Novelty of This Paper
We would like to emphasize the novelty of this paper, which gives the first sharp nonparametric regression risk bound without distributional assumptions on the unit sphere. Our analysis introduces new proof techniques including the new uniform convergence results for NTK and the novel local Rademacher complexity based analysis (acknowledged by Reviewer EyzF Reviewer JB4U) which lead to the distribution-free generalization bounds with spherical covariate. Our results also give better lower bound for the network width compared to the existing literature. Furthermore, in our response to Reviewer JB4U (points (1) and (2)), we provide detailed discussions about (1) how to extend our work from a two-layer neural network to a deeper neural network, and (2) how to relax the assumption that the target function is in a ball RKHS of constant radius. The current novelty and contributions together with such extension and relaxation would benefit the theoretical deep learning literature with new insights and proof strategies.
References
[Du et al., 2019] Du, S. S., Zhai, X., Poczos, B., and Singh, A. Gradient descent provably optimizes over-parameterized neural networks. ICLR 2019.
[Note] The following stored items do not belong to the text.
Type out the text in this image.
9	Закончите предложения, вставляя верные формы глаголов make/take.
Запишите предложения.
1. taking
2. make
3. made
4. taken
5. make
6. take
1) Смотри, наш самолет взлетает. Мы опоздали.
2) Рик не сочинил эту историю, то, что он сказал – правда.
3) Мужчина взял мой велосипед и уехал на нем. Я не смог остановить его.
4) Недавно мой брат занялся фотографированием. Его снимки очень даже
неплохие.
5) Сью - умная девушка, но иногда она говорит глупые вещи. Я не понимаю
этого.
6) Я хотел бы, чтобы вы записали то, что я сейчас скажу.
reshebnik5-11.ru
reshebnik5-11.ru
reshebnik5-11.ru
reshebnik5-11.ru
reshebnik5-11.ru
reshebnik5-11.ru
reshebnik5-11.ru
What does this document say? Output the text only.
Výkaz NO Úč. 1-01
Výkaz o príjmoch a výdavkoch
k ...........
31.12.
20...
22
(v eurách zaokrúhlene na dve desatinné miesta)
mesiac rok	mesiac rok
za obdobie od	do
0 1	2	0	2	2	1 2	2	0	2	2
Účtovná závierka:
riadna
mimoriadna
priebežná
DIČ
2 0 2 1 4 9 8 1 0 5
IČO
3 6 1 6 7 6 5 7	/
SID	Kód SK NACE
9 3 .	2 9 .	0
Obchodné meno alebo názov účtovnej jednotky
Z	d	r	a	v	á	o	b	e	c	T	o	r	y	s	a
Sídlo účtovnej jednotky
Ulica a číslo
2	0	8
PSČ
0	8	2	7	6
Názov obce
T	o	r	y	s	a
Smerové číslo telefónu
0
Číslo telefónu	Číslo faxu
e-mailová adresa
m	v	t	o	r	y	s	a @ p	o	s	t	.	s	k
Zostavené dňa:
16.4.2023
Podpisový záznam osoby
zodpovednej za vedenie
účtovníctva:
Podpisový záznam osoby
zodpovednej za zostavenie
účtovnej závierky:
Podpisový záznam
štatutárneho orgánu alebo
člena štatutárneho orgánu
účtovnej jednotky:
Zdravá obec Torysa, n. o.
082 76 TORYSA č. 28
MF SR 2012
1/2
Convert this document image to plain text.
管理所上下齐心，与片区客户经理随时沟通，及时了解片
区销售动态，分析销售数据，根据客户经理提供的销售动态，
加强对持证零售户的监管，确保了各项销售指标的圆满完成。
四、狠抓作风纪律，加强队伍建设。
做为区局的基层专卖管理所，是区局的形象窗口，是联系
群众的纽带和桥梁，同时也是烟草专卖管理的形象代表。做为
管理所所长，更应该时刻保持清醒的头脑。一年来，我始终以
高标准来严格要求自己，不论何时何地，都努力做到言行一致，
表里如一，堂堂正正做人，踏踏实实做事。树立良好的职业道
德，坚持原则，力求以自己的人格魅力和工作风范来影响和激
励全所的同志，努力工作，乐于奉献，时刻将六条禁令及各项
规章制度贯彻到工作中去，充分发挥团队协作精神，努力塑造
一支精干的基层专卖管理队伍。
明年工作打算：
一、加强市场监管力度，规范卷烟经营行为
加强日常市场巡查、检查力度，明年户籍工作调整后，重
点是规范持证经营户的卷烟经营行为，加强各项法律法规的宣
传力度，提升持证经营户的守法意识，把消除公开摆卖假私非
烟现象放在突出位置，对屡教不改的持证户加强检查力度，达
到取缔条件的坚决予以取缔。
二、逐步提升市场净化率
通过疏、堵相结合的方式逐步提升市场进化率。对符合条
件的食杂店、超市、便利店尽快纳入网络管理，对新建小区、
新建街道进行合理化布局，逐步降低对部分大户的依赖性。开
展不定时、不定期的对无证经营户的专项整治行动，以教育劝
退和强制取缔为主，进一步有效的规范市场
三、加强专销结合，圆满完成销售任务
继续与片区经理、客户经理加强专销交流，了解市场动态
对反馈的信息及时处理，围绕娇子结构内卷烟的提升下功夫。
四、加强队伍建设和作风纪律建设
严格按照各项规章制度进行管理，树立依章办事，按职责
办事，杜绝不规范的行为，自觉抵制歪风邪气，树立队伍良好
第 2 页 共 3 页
This paper studies over-parameterized ReLU networks with one hidden layer, trained with gradient descent and early stopping. The paper contributes theoretical convergence analysis with minimax optimal rate, using the tools of neural tangent kernel and local Rademacher complexity. Reviewer Fjrf roughly reviewed the technical details, and Reviewer EyzF carefully checked the proofs. No technical mistake was identified. Although Reviewer pA14 commented the work as "incremental", the novelty was appreciated by Reviewers EyzF and JB4U. Other minor concerns include the "when-to-stop" issue of early stopping (Reviewer EyzF), unit-sphere assumption being restrictive (Reviewers JB4U and Fjrf).